Weeks before Putin’s trip, Moscow used its veto power on the U.N. Security Council to disband a U.N. panel of experts that helped enforce sanctions aimed at making it harder for North Korea to develop a nuclear arsenal.
In an op-ed published in the Rodong Sinmun, North Korea’s main official newspaper, on the eve of his arrival, Putin denounced the United States’ “global neocolonial dictatorship” and praised Kim Jong Un for resisting “U.S. economic pressure, provocations.” “
North Korea’s economy has been battered by sanctions and Kim is determined to capitalize on his partnership with Putin. North Korea’s official Korean Central News Agency on Wednesday called the deepening ties between the two leaders “an engine that accelerates the construction of a new multipolar world.” Lu Dong said the two countries were “in the same trench” in the fight against Washington and its allies.

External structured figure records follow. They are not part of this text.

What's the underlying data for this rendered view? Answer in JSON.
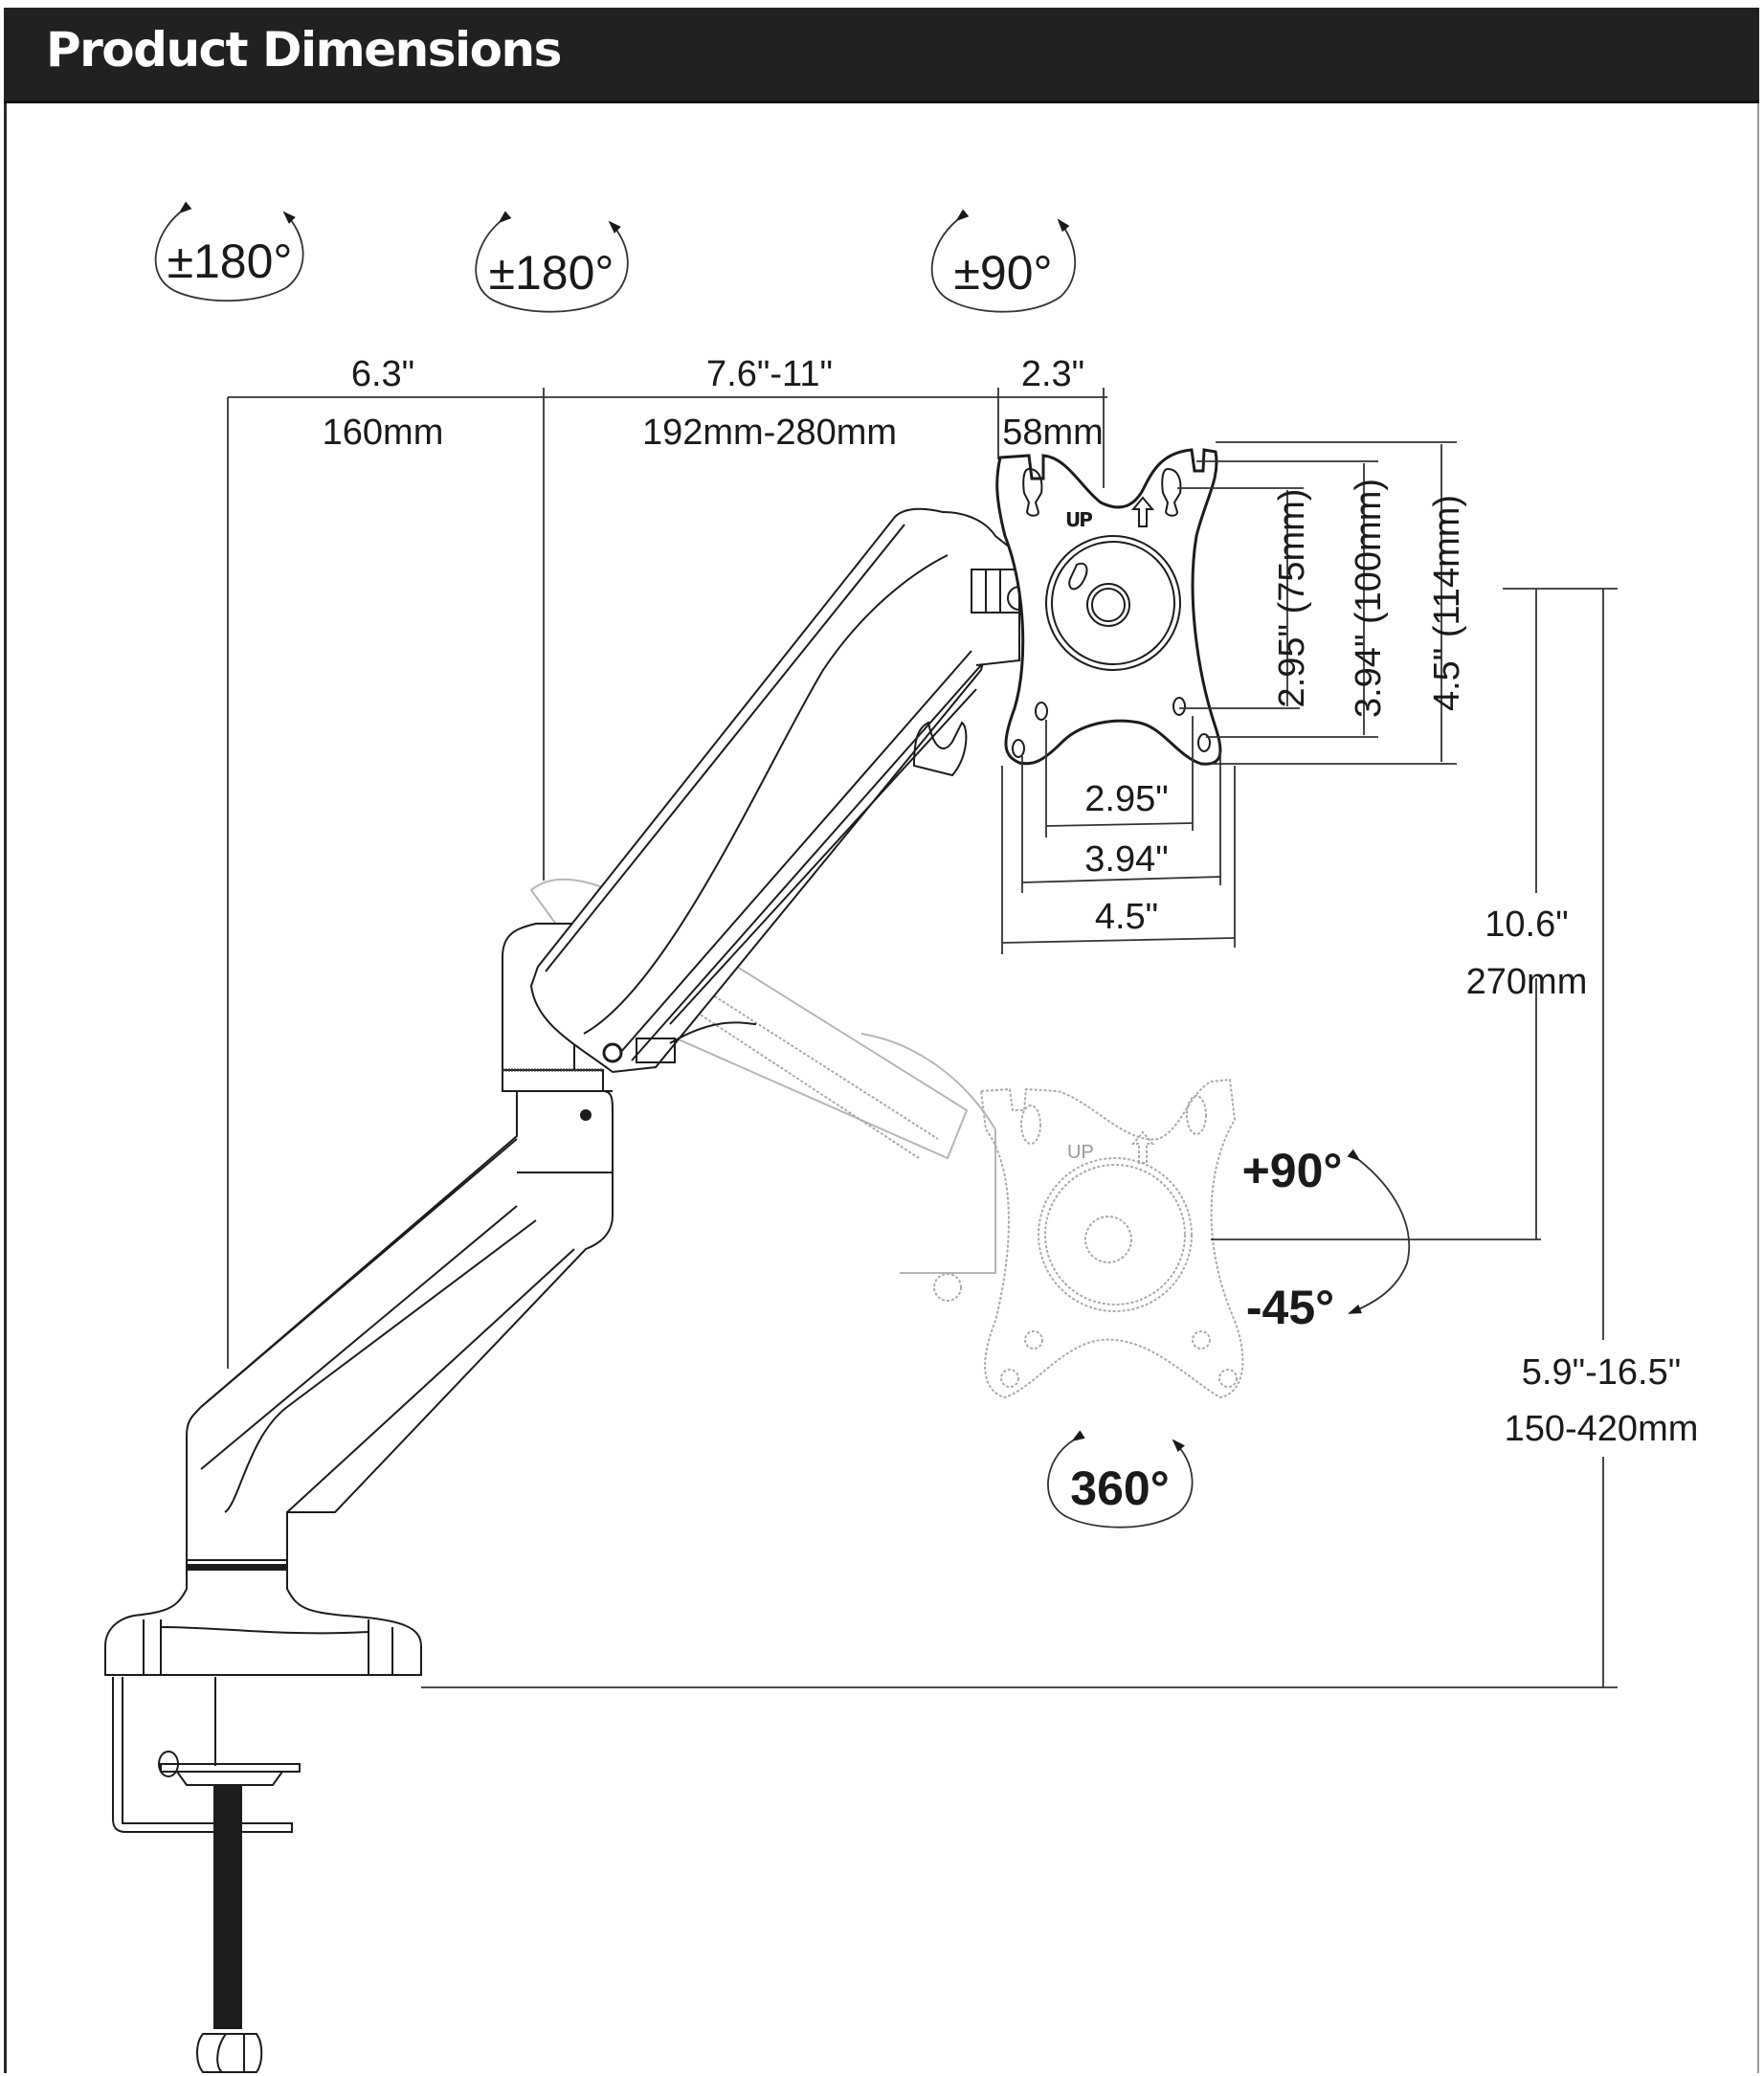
{
  "header": {
    "title": "Product Dimensions"
  },
  "rotation_labels": {
    "base_swivel": "±180°",
    "arm_swivel": "±180°",
    "head_swivel": "±90°",
    "tilt_up": "+90°",
    "tilt_down": "-45°",
    "rotation": "360°"
  },
  "horizontal_dimensions": [
    {
      "imperial": "6.3\"",
      "metric": "160mm"
    },
    {
      "imperial": "7.6\"-11\"",
      "metric": "192mm-280mm"
    },
    {
      "imperial": "2.3\"",
      "metric": "58mm"
    }
  ],
  "vesa_plate": {
    "up_label": "UP",
    "vertical": [
      {
        "label": "2.95\" (75mm)"
      },
      {
        "label": "3.94\" (100mm)"
      },
      {
        "label": "4.5\" (114mm)"
      }
    ],
    "horizontal": [
      {
        "label": "2.95\""
      },
      {
        "label": "3.94\""
      },
      {
        "label": "4.5\""
      }
    ]
  },
  "vertical_dimensions": {
    "height_adjust": {
      "imperial": "10.6\"",
      "metric": "270mm"
    },
    "total_height": {
      "imperial": "5.9\"-16.5\"",
      "metric": "150-420mm"
    }
  }
}
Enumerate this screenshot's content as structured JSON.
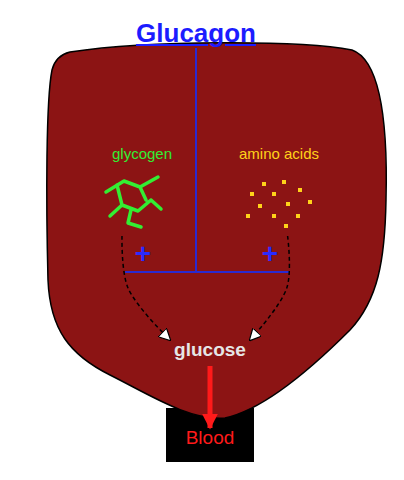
{
  "diagram": {
    "title": "Glucagon",
    "nodes": [
      {
        "text": [
          "glycogen"
        ]
      },
      {
        "text": [
          "amino acids"
        ]
      },
      {
        "text": [
          "glucose"
        ]
      },
      {
        "text": [
          "Blood"
        ]
      }
    ],
    "edges": [
      {
        "from": 0,
        "to": 2,
        "arrow": "to"
      },
      {
        "from": 1,
        "to": 2,
        "arrow": "to"
      },
      {
        "from": 2,
        "to": 3,
        "arrow": "to"
      }
    ],
    "labels": [
      "+",
      "+"
    ]
  }
}
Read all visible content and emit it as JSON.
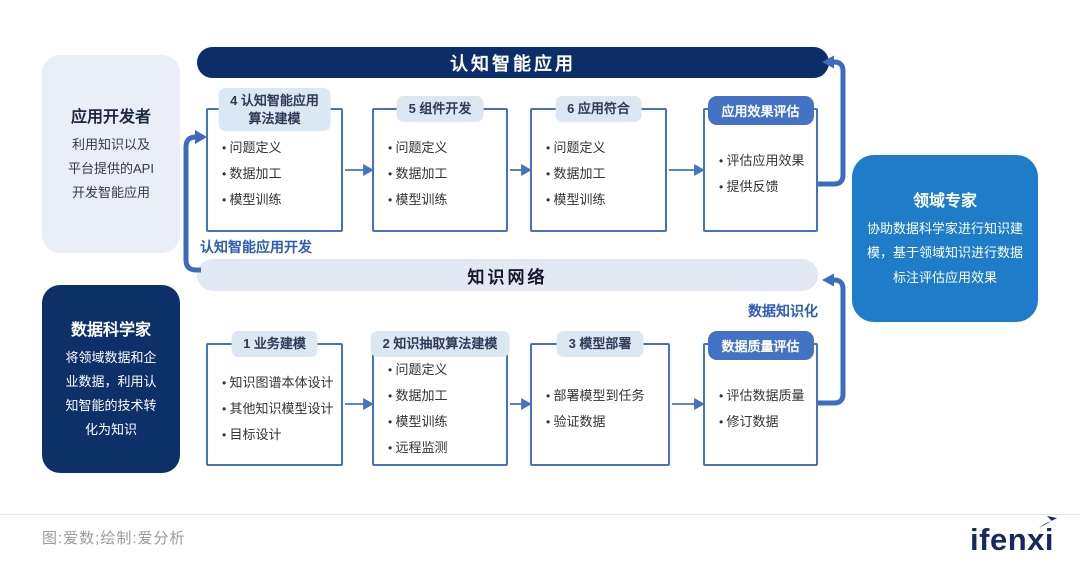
{
  "banners": {
    "top": "认知智能应用",
    "middle": "知识网络"
  },
  "roles": {
    "developer": {
      "title": "应用开发者",
      "lines": [
        "利用知识以及",
        "平台提供的API",
        "开发智能应用"
      ]
    },
    "scientist": {
      "title": "数据科学家",
      "lines": [
        "将领域数据和企",
        "业数据，利用认",
        "知智能的技术转",
        "化为知识"
      ]
    },
    "expert": {
      "title": "领域专家",
      "lines": [
        "协助数据科学家进行知识建",
        "模，基于领域知识进行数据",
        "标注评估应用效果"
      ]
    }
  },
  "labels": {
    "app_dev_flow": "认知智能应用开发",
    "data_knowledge_flow": "数据知识化"
  },
  "top_row": [
    {
      "header_lines": [
        "4 认知智能应用",
        "算法建模"
      ],
      "items": [
        "问题定义",
        "数据加工",
        "模型训练"
      ]
    },
    {
      "header_lines": [
        "5 组件开发"
      ],
      "items": [
        "问题定义",
        "数据加工",
        "模型训练"
      ]
    },
    {
      "header_lines": [
        "6 应用符合"
      ],
      "items": [
        "问题定义",
        "数据加工",
        "模型训练"
      ]
    },
    {
      "header_lines": [
        "应用效果评估"
      ],
      "items": [
        "评估应用效果",
        "提供反馈"
      ]
    }
  ],
  "bottom_row": [
    {
      "header_lines": [
        "1 业务建模"
      ],
      "items": [
        "知识图谱本体设计",
        "其他知识模型设计",
        "目标设计"
      ]
    },
    {
      "header_lines": [
        "2 知识抽取算法建模"
      ],
      "items": [
        "问题定义",
        "数据加工",
        "模型训练",
        "远程监测"
      ]
    },
    {
      "header_lines": [
        "3 模型部署"
      ],
      "items": [
        "部署模型到任务",
        "验证数据"
      ]
    },
    {
      "header_lines": [
        "数据质量评估"
      ],
      "items": [
        "评估数据质量",
        "修订数据"
      ]
    }
  ],
  "footer": {
    "caption": "图:爱数;绘制:爱分析",
    "logo": "ifenxi"
  },
  "colors": {
    "navy": "#0b2d6a",
    "navy_box": "#0d3069",
    "medium_blue": "#1e7cc8",
    "accent_blue": "#4472c4",
    "loop_arrow_blue": "#3b6cc0",
    "light_pill": "#e2e9f5",
    "light_header": "#dce7f4",
    "label_blue": "#2e5cb8",
    "caption_gray": "#9b9b9b",
    "logo_navy": "#152a5e"
  }
}
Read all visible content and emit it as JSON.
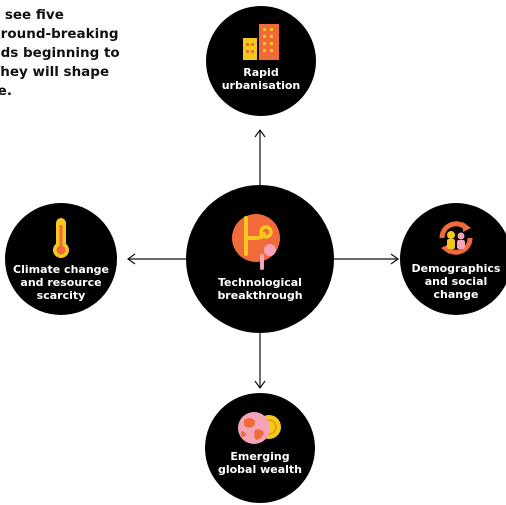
{
  "intro": {
    "lines": [
      "e see five",
      "ground-breaking",
      "nds beginning to",
      "They will shape",
      "re."
    ]
  },
  "center": {
    "label": "Technological\nbreakthrough"
  },
  "nodes": {
    "top": {
      "label": "Rapid\nurbanisation"
    },
    "left": {
      "label": "Climate change\nand resource\nscarcity"
    },
    "right": {
      "label": "Demographics\nand social\nchange"
    },
    "bottom": {
      "label": "Emerging\nglobal wealth"
    }
  },
  "icons": {
    "top": "buildings-icon",
    "left": "thermometer-icon",
    "right": "people-cycle-icon",
    "bottom": "globe-coin-icon",
    "center": "circuit-icon"
  },
  "colors": {
    "background": "#ffffff",
    "circle": "#000000",
    "text": "#ffffff",
    "accent_orange": "#f06a3a",
    "accent_yellow": "#f6c81e",
    "accent_pink": "#f4a3b8"
  }
}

Putin’s visit to North Korea “shows that our security is not regional. It is global,” NATO Secretary General Jens Stoltenberg told a joint news conference with Secretary of State Antony Blinken in Washington on Tuesday. indicated above.
“What happens in Europe matters to Asia, and what happens in Asia matters to us,” Mr Stoltenberg said. “This is clearly demonstrated in Ukraine, where Iran, North Korea and China are providing support and fueling Russia’s aggressive war against Ukraine.”
Analysts are closely watching how much and what type of military and economic support Kim Jong Un might receive from Putin.
“He’s not going to give away everything that Putin wants for nothing, and I’m worried that this will be the beginning of military aid that will lead to the modernization of North Korean weapons systems, such as launch vehicles for nuclear weapons,” Mr. McFaul said. “I fear all bets may be off now and this is an area where Russia has real capabilities to make the North Korean military-industrial complex even more powerful.”
North Korea’s military has long been derided for its outdated technology and vast stockpile of outdated Soviet-era weapons, including artillery shells. But the fact that Putin is visiting Pyongyang for the first time since 2000 shows that this old munition is the weapon Russia most urgently needs in its war of attrition in Ukraine.